Kriminalxpost // Bogor, 18 Mei 2026 – Sikap tidak profesional diduga kuat ditunjukkan oleh seorang oknum anggota Kepolisian Resor (Polres) Bogor berinisial DD. Oknum anggota korps bhayangkara tersebut kedapatan memblokir nomor telepon seorang jurnalis yang hendak melakukan konfirmasi terkait adanya laporan aktivitas tambang ilegal di wilayah hukum Kabupaten Bogor.
​Kejadian ini bermula saat sang jurnalis mencoba mengirimkan tautan (link) berita kepada oknum DD. Langkah tersebut dilakukan sebagai bentuk koordinasi dan upaya menginformasikan adanya kegiatan pengelolaan emas serta galian C yang diduga kuat tidak mengantongi izin resmi, namun alih-alih merespons dengan baik, oknum polisi tersebut justru memutus saluran komunikasi.
​Berdasarkan laporan yang dikirimkan, aktivitas penambangan tanpa izin tersebut tersebar di tiga titik krusial. Lokasi pertama berada di kawasan pengelolaan emas Jalan Jambu, Desa Sibateng, Kecamatan Leuwisadeng, sedangkan lokasi kedua berada di Kampung Lebak Huni, Desa Jugalajaya, Kecamatan Jasinga, serta satu titik galian C di Kampung Gosali, Desa Bangun Jaya, Kecamatan Cigudeg.
​Aktivitas pengerukan alam di ketiga wilayah tersebut disinyalir telah berlangsung cukup lama dan meresahkan warga sekitar akibat dampak lingkungan yang ditimbulkan. Minimnya ketegasan dari aparat penegak hukum setempat diduga menjadi salah satu penyebab para pelaku penambangan ilegal tetap leluasa beroperasi tanpa memiliki Dokumen Izin Usaha Pertambangan (IUP) yang sah.
​Tindakan pemblokiran nomor kontak oleh oknum DD ini memicu kritik keras karena dianggap mencederai kemitraan antara Polri dan pers. Sebagai institusi yang mengusung semangat pelayanan publik, kepolisian seharusnya bersikap terbuka dan responsif terhadap setiap aduan atau informasi yang disampaikan oleh jurnalis demi tegaknya hukum.
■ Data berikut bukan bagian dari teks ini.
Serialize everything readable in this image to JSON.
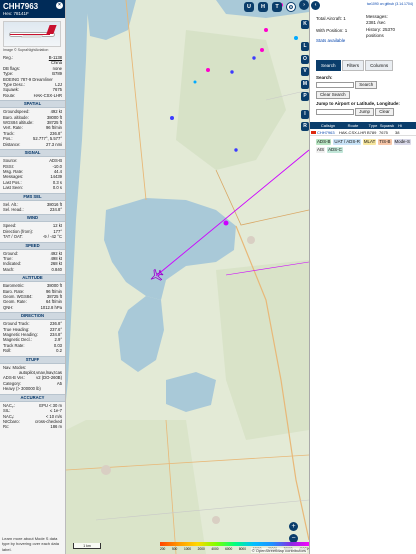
{
  "aircraft": {
    "callsign": "CHH7963",
    "hex_label": "Hex: 78141F",
    "photo_credit": "Image © SupraNightAviation"
  },
  "details": [
    {
      "k": "Reg.:",
      "v": "B-1138",
      "link": true
    },
    {
      "k": "",
      "v": "China",
      "link": false
    },
    {
      "k": "DB flags:",
      "v": "none",
      "link": false
    },
    {
      "k": "Type:",
      "v": "B789",
      "link": false
    },
    {
      "k": "BOEING 787-9 Dreamliner",
      "v": "",
      "link": false
    },
    {
      "k": "Type Desc.:",
      "v": "L2J",
      "link": false
    },
    {
      "k": "Squawk:",
      "v": "7675",
      "link": false
    },
    {
      "k": "Route:",
      "v": "HAK-CSX-LHR",
      "link": false
    }
  ],
  "sections": [
    {
      "title": "SPATIAL",
      "rows": [
        {
          "k": "Groundspeed:",
          "v": "492 kt"
        },
        {
          "k": "Baro. altitude:",
          "v": "38000 ft"
        },
        {
          "k": "WGS84 altitude:",
          "v": "38725 ft"
        },
        {
          "k": "Vert. Rate:",
          "v": "96 ft/min"
        },
        {
          "k": "Track:",
          "v": "236.8°"
        },
        {
          "k": "Pos.:",
          "v": "52.777°, 5.577°"
        },
        {
          "k": "Distance:",
          "v": "27.3 nmi"
        }
      ]
    },
    {
      "title": "SIGNAL",
      "rows": [
        {
          "k": "Source:",
          "v": "ADS-B"
        },
        {
          "k": "RSSI:",
          "v": "-10.0"
        },
        {
          "k": "Msg. Rate:",
          "v": "44.4"
        },
        {
          "k": "Messages:",
          "v": "14439"
        },
        {
          "k": "Last Pos.:",
          "v": "0.3 s"
        },
        {
          "k": "Last Seen:",
          "v": "0.0 s"
        }
      ]
    },
    {
      "title": "FMS SEL",
      "rows": [
        {
          "k": "Sel. Alt.:",
          "v": "38016 ft"
        },
        {
          "k": "Sel. Head.:",
          "v": "234.8°"
        }
      ]
    },
    {
      "title": "WIND",
      "rows": [
        {
          "k": "Speed:",
          "v": "12 kt"
        },
        {
          "k": "Direction (from):",
          "v": "177°"
        },
        {
          "k": "TAT / OAT:",
          "v": "-9 / -42 °C"
        }
      ]
    },
    {
      "title": "SPEED",
      "rows": [
        {
          "k": "Ground:",
          "v": "492 kt"
        },
        {
          "k": "True:",
          "v": "498 kt"
        },
        {
          "k": "Indicated:",
          "v": "268 kt"
        },
        {
          "k": "Mach:",
          "v": "0.840"
        }
      ]
    },
    {
      "title": "ALTITUDE",
      "rows": [
        {
          "k": "Barometric:",
          "v": "38000 ft"
        },
        {
          "k": "Baro. Rate:",
          "v": "96 ft/min"
        },
        {
          "k": "Geom. WGS84:",
          "v": "38725 ft"
        },
        {
          "k": "Geom. Rate:",
          "v": "64 ft/min"
        },
        {
          "k": "QNH:",
          "v": "1012.8 hPa"
        }
      ]
    },
    {
      "title": "DIRECTION",
      "rows": [
        {
          "k": "Ground Track:",
          "v": "236.8°"
        },
        {
          "k": "True Heading:",
          "v": "237.6°"
        },
        {
          "k": "Magnetic Heading:",
          "v": "234.8°"
        },
        {
          "k": "Magnetic Decl.:",
          "v": "2.9°"
        },
        {
          "k": "Track Rate:",
          "v": "0.03"
        },
        {
          "k": "Roll:",
          "v": "0.2"
        }
      ]
    },
    {
      "title": "STUFF",
      "rows": [
        {
          "k": "Nav. Modes:",
          "v": ""
        },
        {
          "k": "",
          "v": "autopilot,vnav,lnav,tcas"
        },
        {
          "k": "ADS-B Ver.:",
          "v": "v2 (DO-260B)"
        },
        {
          "k": "Category:",
          "v": "A5"
        },
        {
          "k": "Heavy (> 300000 lb)",
          "v": ""
        }
      ]
    },
    {
      "title": "ACCURACY",
      "rows": [
        {
          "k": "NACₚ:",
          "v": "EPU < 30 m"
        },
        {
          "k": "SIL:",
          "v": "≤ 1e-7"
        },
        {
          "k": "NACᵥ:",
          "v": "< 10 m/s"
        },
        {
          "k": "NICbaro:",
          "v": "cross-checked"
        },
        {
          "k": "Rc:",
          "v": "186 m"
        }
      ]
    }
  ],
  "footer_note": "Learn more about Mode S data type by hovering over each data label.",
  "map": {
    "top_buttons": [
      "U",
      "H",
      "T"
    ],
    "side_buttons": [
      "K",
      "L",
      "O",
      "V",
      "M",
      "P",
      "I",
      "R"
    ],
    "scale_label": "1 km",
    "attribution": "© OpenStreetMap contributors",
    "altitude_ticks": [
      "200",
      "500",
      "1000",
      "2000",
      "4000",
      "6000",
      "8000",
      "10000",
      "20000",
      "30000",
      "40000+"
    ],
    "colors": {
      "water": "#a9c9d8",
      "land": "#e3ead6",
      "route": "#cc00ff",
      "aircraft": "#9900cc"
    }
  },
  "right_panel": {
    "version_link": "tar1090 on github (3.14.1704)",
    "total_aircraft": "Total Aircraft: 1",
    "with_position": "With Position: 1",
    "stats_label": "Stats available",
    "messages": "Messages:",
    "messages_rate": "2381 /sec",
    "history": "History: 25370",
    "history2": "positions",
    "tabs": [
      "Search",
      "Filters",
      "Columns"
    ],
    "search_label": "Search:",
    "search_button": "Search",
    "clear_search": "Clear Search",
    "jump_label": "Jump to Airport or Latitude, Longitude:",
    "jump_button": "Jump",
    "clear_button": "Clear",
    "table_headers": [
      "",
      "Callsign",
      "Route",
      "Type",
      "Squawk",
      "Hi"
    ],
    "table_row": [
      "",
      "CHH7963",
      "HAK-CSX-LHR",
      "B789",
      "7675",
      "38"
    ],
    "badges": [
      {
        "label": "ADS-B",
        "color": "#b7e3c1"
      },
      {
        "label": "UAT / ADS-R",
        "color": "#c9e3f7"
      },
      {
        "label": "MLAT",
        "color": "#f7e7a0"
      },
      {
        "label": "TIS-B",
        "color": "#f7c6a8"
      },
      {
        "label": "Mode-S",
        "color": "#d8d8e8"
      },
      {
        "label": "AIS",
        "color": "#eeeeee"
      },
      {
        "label": "ADS-C",
        "color": "#c1e6d8"
      }
    ]
  }
}
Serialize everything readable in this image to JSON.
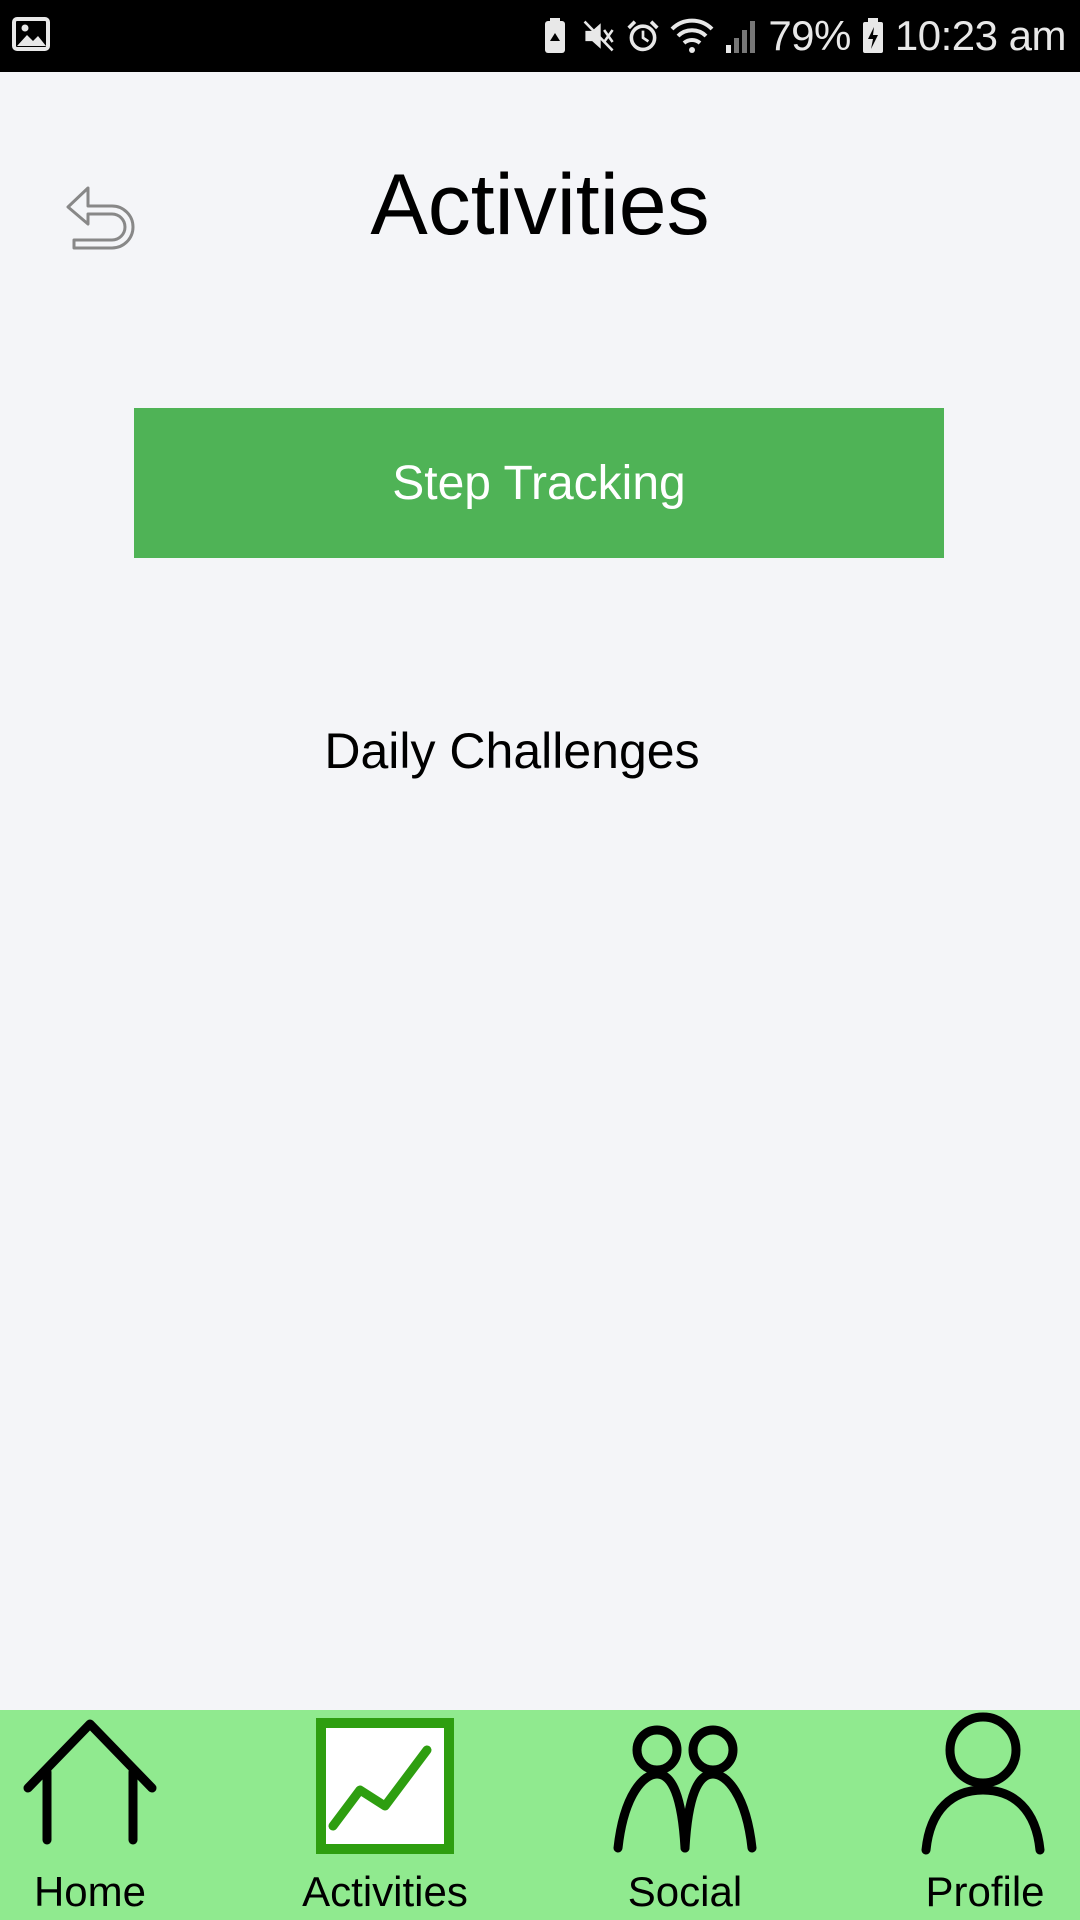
{
  "status_bar": {
    "battery_percent": "79%",
    "time": "10:23 am",
    "icons": [
      "image-icon",
      "battery-saver-icon",
      "mute-icon",
      "alarm-icon",
      "wifi-icon",
      "signal-icon",
      "battery-icon"
    ]
  },
  "header": {
    "title": "Activities",
    "back_icon": "back-arrow-icon"
  },
  "main": {
    "step_tracking_label": "Step Tracking",
    "daily_challenges_label": "Daily Challenges"
  },
  "bottom_nav": {
    "items": [
      {
        "label": "Home",
        "icon": "house-icon"
      },
      {
        "label": "Activities",
        "icon": "chart-icon",
        "active": true
      },
      {
        "label": "Social",
        "icon": "people-icon"
      },
      {
        "label": "Profile",
        "icon": "person-icon"
      }
    ]
  },
  "colors": {
    "status_bar_bg": "#000000",
    "page_bg": "#f4f5f8",
    "button_green": "#4fb356",
    "nav_bg": "#90ea8f",
    "active_icon_green": "#2e9e10"
  }
}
​Sikap menutup diri dari konfirmasi wartawan ini juga dinilai bertentangan dengan amanat Undang-Undang Nomor 14 Tahun 2008 tentang Keterbukaan Informasi Publik (KIP) serta Undang-Undang Nomor 40 Tahun 1999 tentang Pers.
Dalam aturan tersebut, pers memiliki hak konstitusional dan fungsi kontrol sosial untuk melakukan pengawasan terhadap hal-hal yang berkaitan dengan kepentingan umum.
​Hingga berita ini diterbitkan, pihak pejabat utama Polres Bogor belum memberikan keterangan resmi maupun klarifikasi terkait tindakan tidak terpuji yang dilakukan oleh oknum anggotanya tersebut. Awak media masih terus berusaha menghubungi pihak humas demi mendapatkan kejelasan penanganan kasus dugaan tambang liar yang kian marak di Kabupaten Bogor.